Today, there is another area on the spectrum proving uniquely useful to scientists: the terahertz (THz) range, spanning from about 100 GHz–10,000 GHz. (1 THz equals approximately 1,000 GHz.) Terahertz frequencies span the lesser-known gap on the electromagnetic spectrum between microwave radiation and infrared (and visible) light, falling within the spectral range where most simple molecules resonate. This molecular resonance makes terahertz particularly useful for chemical spectroscopy and the remote sensing of specific molecules. In the 1990s, NASA began using frequencies above 300 GHz (more than an order of magnitude higher than the instrumentation on Mariner 2) to perform spectral analysis of molecular clouds and planetary atmospheres. Instruments using these higher frequencies have included the Microwave Limb Sounder (MLS) on the Upper Atmosphere Research Satellite (UARS), deployed from 1991–2001, and the Microwave Instrument for the Rosetta Orbiter (MIRO), launched in 2004. With UARS-MLS, NASA used advanced terahertz receivers to measure the emission signatures from atmospheric molecules, providing researchers with valuable data about the changes in the Earth’s protective ozone layer. MIRO, set to rendezvous with the comet 67P Churyumov-Gerasimenko in 2014, will use terahertz instrumentation to analyze the comet’s dust and gasses.

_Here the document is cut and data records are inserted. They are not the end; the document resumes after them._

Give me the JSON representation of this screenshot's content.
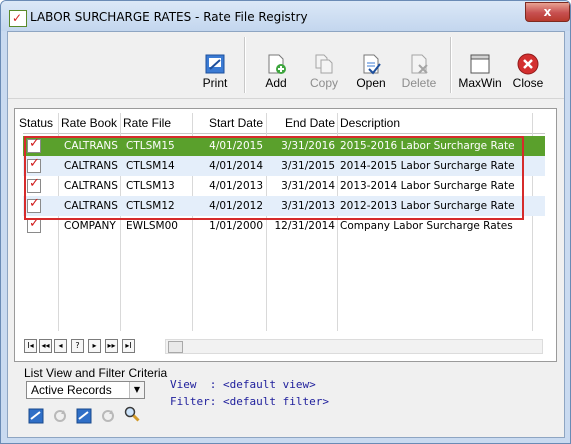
{
  "window": {
    "title": "LABOR SURCHARGE RATES - Rate File Registry",
    "close_glyph": "x"
  },
  "toolbar": {
    "print": "Print",
    "add": "Add",
    "copy": "Copy",
    "open": "Open",
    "delete": "Delete",
    "maxwin": "MaxWin",
    "close": "Close"
  },
  "grid": {
    "columns": [
      "Status",
      "Rate Book",
      "Rate File",
      "Start Date",
      "End Date",
      "Description"
    ],
    "rows": [
      {
        "status": "checked",
        "rate_book": "CALTRANS",
        "rate_file": "CTLSM15",
        "start_date": "4/01/2015",
        "end_date": "3/31/2016",
        "description": "2015-2016 Labor Surcharge Rate",
        "state": "selected"
      },
      {
        "status": "checked",
        "rate_book": "CALTRANS",
        "rate_file": "CTLSM14",
        "start_date": "4/01/2014",
        "end_date": "3/31/2015",
        "description": "2014-2015 Labor Surcharge Rate",
        "state": "alt"
      },
      {
        "status": "checked",
        "rate_book": "CALTRANS",
        "rate_file": "CTLSM13",
        "start_date": "4/01/2013",
        "end_date": "3/31/2014",
        "description": "2013-2014 Labor Surcharge Rate",
        "state": "normal"
      },
      {
        "status": "checked",
        "rate_book": "CALTRANS",
        "rate_file": "CTLSM12",
        "start_date": "4/01/2012",
        "end_date": "3/31/2013",
        "description": "2012-2013 Labor Surcharge Rate",
        "state": "alt"
      },
      {
        "status": "checked",
        "rate_book": "COMPANY",
        "rate_file": "EWLSM00",
        "start_date": "1/01/2000",
        "end_date": "12/31/2014",
        "description": "Company Labor Surcharge Rates",
        "state": "normal"
      }
    ],
    "nav_buttons": [
      "I◂",
      "◂◂",
      "◂",
      "?",
      "▸",
      "▸▸",
      "▸I"
    ]
  },
  "filter": {
    "label": "List View and Filter Criteria",
    "selected": "Active Records",
    "view_line": "View  : <default view>",
    "filter_line": "Filter: <default filter>"
  },
  "colors": {
    "selected_row": "#5aa02c",
    "alt_row": "#e4eefa",
    "highlight_box": "#d62b2b"
  }
}
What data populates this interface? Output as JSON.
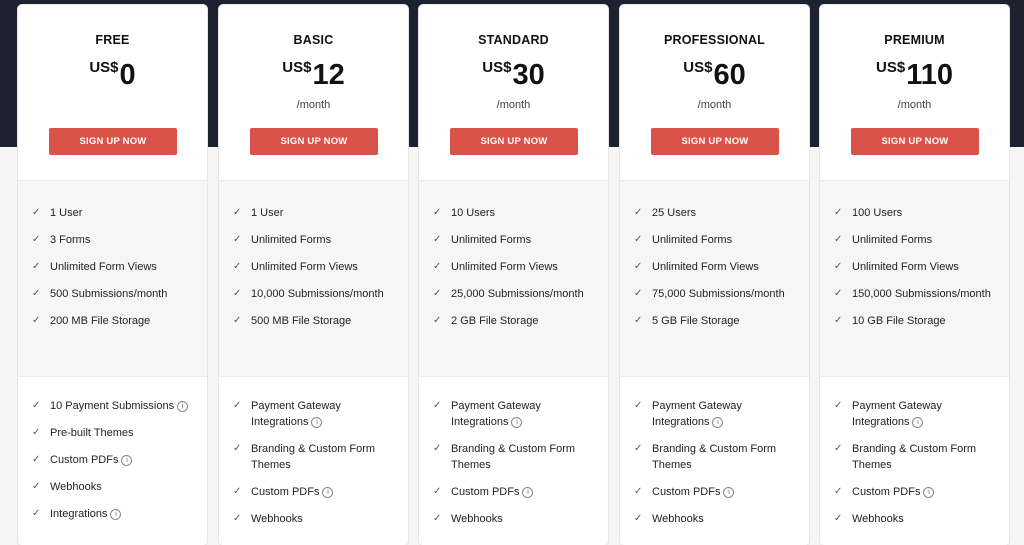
{
  "plans": [
    {
      "name": "FREE",
      "currency": "US$",
      "amount": "0",
      "period": "",
      "cta": "SIGN UP NOW",
      "core": [
        "1 User",
        "3 Forms",
        "Unlimited Form Views",
        "500 Submissions/month",
        "200 MB File Storage"
      ],
      "extra": [
        {
          "text": "10 Payment Submissions",
          "info": true
        },
        {
          "text": "Pre-built Themes",
          "info": false
        },
        {
          "text": "Custom PDFs",
          "info": true
        },
        {
          "text": "Webhooks",
          "info": false
        },
        {
          "text": "Integrations",
          "info": true
        }
      ]
    },
    {
      "name": "BASIC",
      "currency": "US$",
      "amount": "12",
      "period": "/month",
      "cta": "SIGN UP NOW",
      "core": [
        "1 User",
        "Unlimited Forms",
        "Unlimited Form Views",
        "10,000 Submissions/month",
        "500 MB File Storage"
      ],
      "extra": [
        {
          "text": "Payment Gateway Integrations",
          "info": true
        },
        {
          "text": "Branding & Custom Form Themes",
          "info": false
        },
        {
          "text": "Custom PDFs",
          "info": true
        },
        {
          "text": "Webhooks",
          "info": false
        }
      ]
    },
    {
      "name": "STANDARD",
      "currency": "US$",
      "amount": "30",
      "period": "/month",
      "cta": "SIGN UP NOW",
      "core": [
        "10 Users",
        "Unlimited Forms",
        "Unlimited Form Views",
        "25,000 Submissions/month",
        "2 GB File Storage"
      ],
      "extra": [
        {
          "text": "Payment Gateway Integrations",
          "info": true
        },
        {
          "text": "Branding & Custom Form Themes",
          "info": false
        },
        {
          "text": "Custom PDFs",
          "info": true
        },
        {
          "text": "Webhooks",
          "info": false
        }
      ]
    },
    {
      "name": "PROFESSIONAL",
      "currency": "US$",
      "amount": "60",
      "period": "/month",
      "cta": "SIGN UP NOW",
      "core": [
        "25 Users",
        "Unlimited Forms",
        "Unlimited Form Views",
        "75,000 Submissions/month",
        "5 GB File Storage"
      ],
      "extra": [
        {
          "text": "Payment Gateway Integrations",
          "info": true
        },
        {
          "text": "Branding & Custom Form Themes",
          "info": false
        },
        {
          "text": "Custom PDFs",
          "info": true
        },
        {
          "text": "Webhooks",
          "info": false
        }
      ]
    },
    {
      "name": "PREMIUM",
      "currency": "US$",
      "amount": "110",
      "period": "/month",
      "cta": "SIGN UP NOW",
      "core": [
        "100 Users",
        "Unlimited Forms",
        "Unlimited Form Views",
        "150,000 Submissions/month",
        "10 GB File Storage"
      ],
      "extra": [
        {
          "text": "Payment Gateway Integrations",
          "info": true
        },
        {
          "text": "Branding & Custom Form Themes",
          "info": false
        },
        {
          "text": "Custom PDFs",
          "info": true
        },
        {
          "text": "Webhooks",
          "info": false
        }
      ]
    }
  ],
  "icons": {
    "check": "check-icon",
    "info": "info-icon"
  },
  "colors": {
    "header_bg": "#1d2230",
    "cta": "#d9534a",
    "page_bg": "#f5f5f6"
  }
}
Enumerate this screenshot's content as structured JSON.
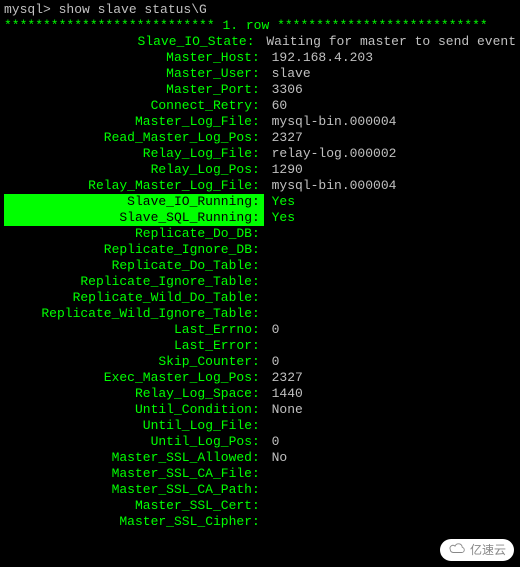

Although NASA has been a driving force behind the development of terahertz technology, scientific equipment for terahertz research—including transmitters, receivers, and basic test and measurement equipment—is not widely available, making scientific experiments in this range between traditional electronics and quantum photonics more costly and greatly limiting commercial development in the field. Given NASA’s interest in studying distant bodies in space as well as in improving life on Earth, the Agency has collaborated with private industry to develop terahertz technologies.
In the early 1980s, University of Virginia professor Thomas Crowe and research scientist William Bishop worked with NASA to develop high-frequency diodes for UARS-MLS instrumentation. In 1996, Bishop and Crowe founded Virginia Diodes Inc. (VDI), based in Charlottesville, Virginia. A few years later, the company began developing and selling terahertz components and subsystems, with a mission to make the terahertz region of the electromagnetic spectrum as useful for scientific, military, and commercial applications as the microwave and infrared frequency bands have become.